To acquire all of this information, we reached out to:

  • Commander (CDR) Hemp – the head of the Sector San Juan Logistics Department
  • Sam Alvord – the head of the Coast Guard Office of Energy Management
  • Several Commanding Officers (COs) and Engineering Petty Officers (EPOs) of the vessels on base.

For the second objective we identified the current hull coating used in Sector San Juan. Following this, we sought to understand the mechanisms by which the coating combats biofouling and how successful it was in the Sector. Furthermore, we researched other coatings available on the market to find one that could better serve the needs of the Sector.

We completed the last objective by identifying the current techniques used by the contracted divers and researching academic literature for proven hull cleaning methods.

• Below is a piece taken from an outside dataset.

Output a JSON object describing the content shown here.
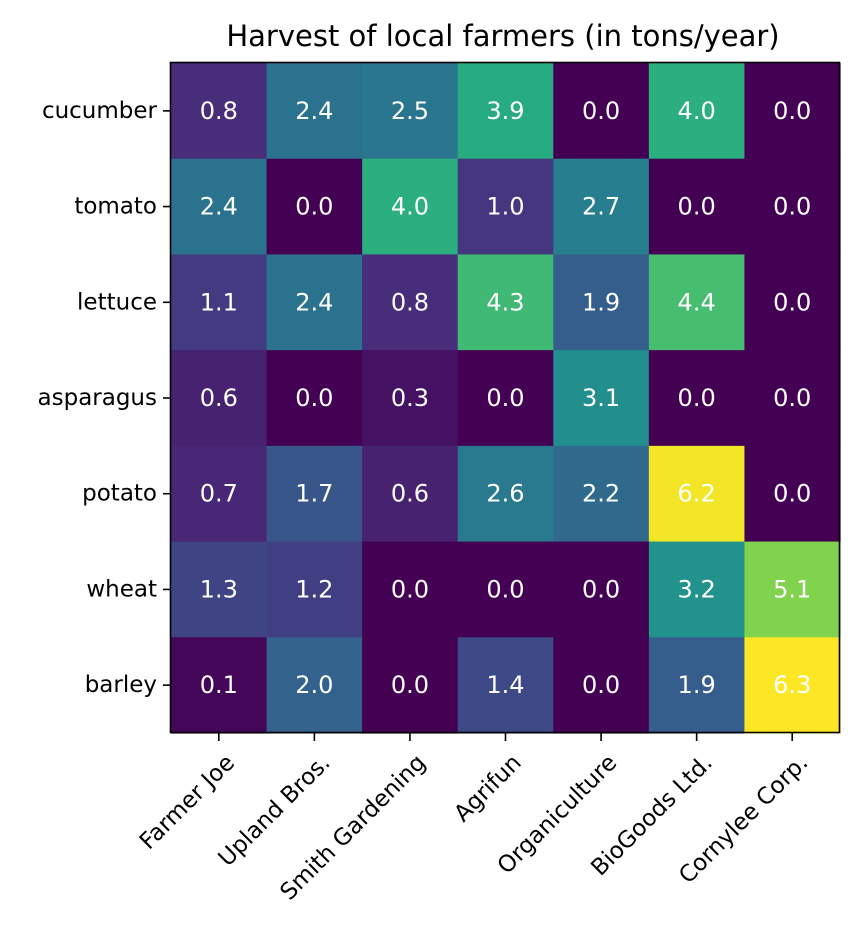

We then compared our findings and put forth recommendations.


We found that there are four sets of data needed in order to be able to effectively create a new hull cleaning schedule:

  • Biofouling Accumulation – Necessary to see how biofouling accumulation accelerates on vessels in Sector San Juan. As harder biofouling begins to accumulate, the difficulty to remove it from the hulls will increase (Commanding Officer “A”, personal communication, 2015).
  • Speeds and associated RPM – Can be used to illustrate how a ship’s operating speeds are impacted over the time that biofouling accumulates. To achieve a vessel’s top speed, an engine needs to input more work which could lead to engine breakdown.
  • Fuel consumption (burn) and associated distance travelled – Needed to correlate biofouling accumulation to the increase in fuel consumption (and thus increased costs to operate the ships). This is important because it allows for comparing new schedule options on the basis of potential money saved for the Coast Guard, and will be the definitive data set in deciding upon new schedules.
  • Gallons per hour consumed – This data point is an alternative for calculating fuel money saved, as it is more specific and can be correlated to the different speeds a ship travels at.

We found that the anti-fouling paint currently employed on the vessels in Sector San Juan is a copper ablative biocidal anti-fouling paint (more specifically International Interspeed BRA 640) (Commanding Officer “A”, personal communication, 2015). This type of coating (ablative and copper biocide) is unfit for the conditions of San Juan.

  • Copper is at risk of being legally banned for use in anti-fouling due to the damage it does to marine life (Kaznoff & Rudroff, 2000).
  • Ablative paints intentionally wear down and fall off the hull easily (Commanding Officer “A”, personal communication, 2015). This is unsuitable for San Juan because the hulls undergo more frequent cleanings in San Juan than in most other USCG Sectors (Robert Hemp, personal communication, 2015).

Current in-water hull cleanings are very effective at removing macrofouling (the hard, easily visible biofouling), but do not remove the microfouling according to a diver contracted by the Coast Guard to clean hulls (Personal communication, 2015). Microfouling is important to remove, because without it the macrofouling cannot attach well (Cao et al., 2010).

  • Should the frequency of in-water cleanings per vessel increase, it would be wise to have this microfouling cleaned off as well, so that for the next cleaning, the macrofouling would be less abundant and attached less strongly. This would reduce the time needed to clean the hull and make the work to do so easier.

Our findings and potential recommendations do not put the divers contracted by Sector San Juan at risk of losing in-water hull cleaning contracts. None of our findings support the need, benefit, nor possibility of reducing the number of in-water cleanings conducted within the Sector.